臺灣博碩士論文加值系統

本研究是探討雷射焊接電壓對於不同厚度商業級鑄造純鈦（Cp Ti）金屬熔接點機械性質的影響。將商業用二級純鈦鑄成厚度分別為1、1.5、2、2.5及3 mm的試片，再利用不同電壓（290、300、310、320、340、360及400V）進行雷射焊接。利用Vickers微硬度機及光學顯微鏡量測焊件微硬度及觀察微結構；利用四點彎曲測試進行焊件機械性質（包括破斷負荷、破斷強度及延性）之評估；利用掃描式電子顯微鏡及光學顯微鏡觀察破斷面形態。利用Two-way ANOVA分析焊接電壓及焊件厚度兩因子對焊件機械性質的影響。
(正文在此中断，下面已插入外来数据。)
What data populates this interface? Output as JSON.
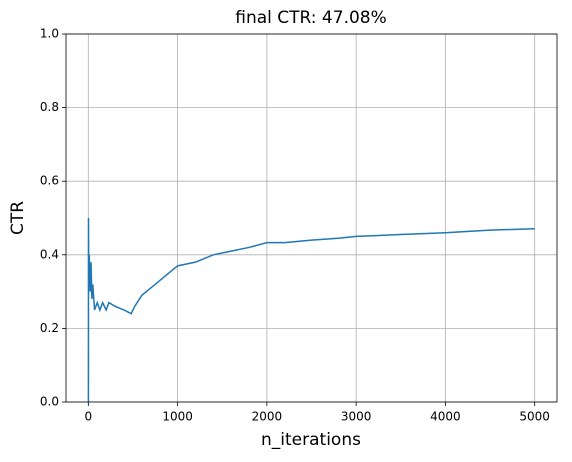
{
  "chart_data": {
    "type": "line",
    "title": "final CTR: 47.08%",
    "x_label": "n_iterations",
    "y_label": "CTR",
    "x": [
      1,
      2,
      5,
      10,
      20,
      30,
      40,
      50,
      70,
      100,
      130,
      160,
      200,
      230,
      300,
      400,
      480,
      520,
      600,
      700,
      800,
      900,
      1000,
      1200,
      1400,
      1600,
      1800,
      2000,
      2200,
      2500,
      2800,
      3000,
      3500,
      4000,
      4500,
      5000
    ],
    "series": [
      {
        "name": "CTR",
        "color": "#1f77b4",
        "values": [
          0,
          0.5,
          0.33,
          0.4,
          0.3,
          0.38,
          0.28,
          0.32,
          0.25,
          0.27,
          0.25,
          0.27,
          0.25,
          0.27,
          0.26,
          0.25,
          0.24,
          0.26,
          0.29,
          0.31,
          0.33,
          0.35,
          0.37,
          0.38,
          0.4,
          0.41,
          0.42,
          0.433,
          0.433,
          0.44,
          0.445,
          0.45,
          0.455,
          0.46,
          0.467,
          0.4708
        ]
      }
    ],
    "xlim": [
      -250,
      5250
    ],
    "xticks": [
      0,
      1000,
      2000,
      3000,
      4000,
      5000
    ],
    "ylim": [
      0,
      1
    ],
    "yticks": [
      {
        "value": 0,
        "label": "0.0"
      },
      0.2,
      0.4,
      0.6,
      0.8,
      {
        "value": 1,
        "label": "1.0"
      }
    ],
    "grid": true
  }
}
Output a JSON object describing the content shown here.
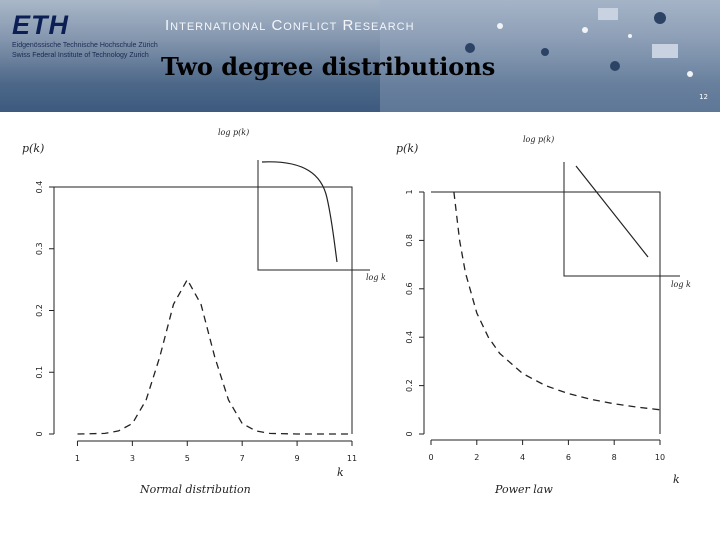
{
  "header": {
    "logo": "ETH",
    "institution_line1": "Eidgenössische Technische Hochschule Zürich",
    "institution_line2": "Swiss Federal Institute of Technology Zurich",
    "program": "International Conflict Research",
    "slide_title": "Two degree distributions",
    "page_number": "12"
  },
  "left_panel": {
    "y_label": "p(k)",
    "x_label": "k",
    "caption": "Normal distribution",
    "inset_y_label": "log p(k)",
    "inset_x_label": "log k"
  },
  "right_panel": {
    "y_label": "p(k)",
    "x_label": "k",
    "caption": "Power law",
    "inset_y_label": "log p(k)",
    "inset_x_label": "log k"
  },
  "chart_data": [
    {
      "type": "line",
      "title": "Normal distribution",
      "xlabel": "k",
      "ylabel": "p(k)",
      "xlim": [
        0,
        11
      ],
      "ylim": [
        0,
        0.4
      ],
      "x_ticks": [
        1,
        3,
        5,
        7,
        9,
        11
      ],
      "x_tick_labels": [
        "1",
        "3",
        "5",
        "7",
        "9",
        "11"
      ],
      "y_ticks": [
        0,
        0.1,
        0.2,
        0.3,
        0.4
      ],
      "y_tick_labels": [
        "0",
        "0.1",
        "0.2",
        "0.3",
        "0.4"
      ],
      "line_style": "dashed",
      "series": [
        {
          "x": [
            1,
            2,
            2.5,
            3,
            3.5,
            4,
            4.5,
            5,
            5.5,
            6,
            6.5,
            7,
            7.5,
            8,
            9,
            10,
            11
          ],
          "y": [
            0,
            0.001,
            0.005,
            0.017,
            0.055,
            0.125,
            0.21,
            0.25,
            0.21,
            0.125,
            0.055,
            0.017,
            0.005,
            0.001,
            0,
            0,
            0
          ]
        }
      ],
      "inset": {
        "xlabel": "log k",
        "ylabel": "log p(k)",
        "shape": "concave-downward"
      }
    },
    {
      "type": "line",
      "title": "Power law",
      "xlabel": "k",
      "ylabel": "p(k)",
      "xlim": [
        0,
        10
      ],
      "ylim": [
        0,
        1
      ],
      "x_ticks": [
        0,
        2,
        4,
        6,
        8,
        10
      ],
      "x_tick_labels": [
        "0",
        "2",
        "4",
        "6",
        "8",
        "10"
      ],
      "y_ticks": [
        0,
        0.2,
        0.4,
        0.6,
        0.8,
        1
      ],
      "y_tick_labels": [
        "0",
        "0.2",
        "0.4",
        "0.6",
        "0.8",
        "1"
      ],
      "line_style": "dashed",
      "series": [
        {
          "x": [
            1,
            1.25,
            1.5,
            2,
            2.5,
            3,
            4,
            5,
            6,
            7,
            8,
            9,
            10
          ],
          "y": [
            1,
            0.8,
            0.667,
            0.5,
            0.4,
            0.333,
            0.25,
            0.2,
            0.167,
            0.143,
            0.125,
            0.111,
            0.1
          ]
        }
      ],
      "inset": {
        "xlabel": "log k",
        "ylabel": "log p(k)",
        "shape": "straight-line"
      }
    }
  ],
  "colors": {
    "banner": "#4c6788",
    "ink": "#222222",
    "title": "#000000"
  }
}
本研究結果顯示，鑄造純鈦焊道結構均呈現出層狀/針狀混合組織，此組織隨焊接電壓的增加而有粗化現象；與母材交接處並未發現有明顯的熱影響區。鑄造純鈦經雷射焊接後，焊道微硬度均高於母材，但隨焊接電壓的增加而有下降的趨勢。焊件破斷負荷及延性均隨焊接電壓的增加而增加，但破斷強度則減小。破斷面觀察顯示，所有焊件斷裂均發生在焊接點（即焊道），且呈現劈裂狀之脆性斷裂。增加焊接電壓及減少焊件厚度可降低鑄造純鈦焊件的破斷敏感度。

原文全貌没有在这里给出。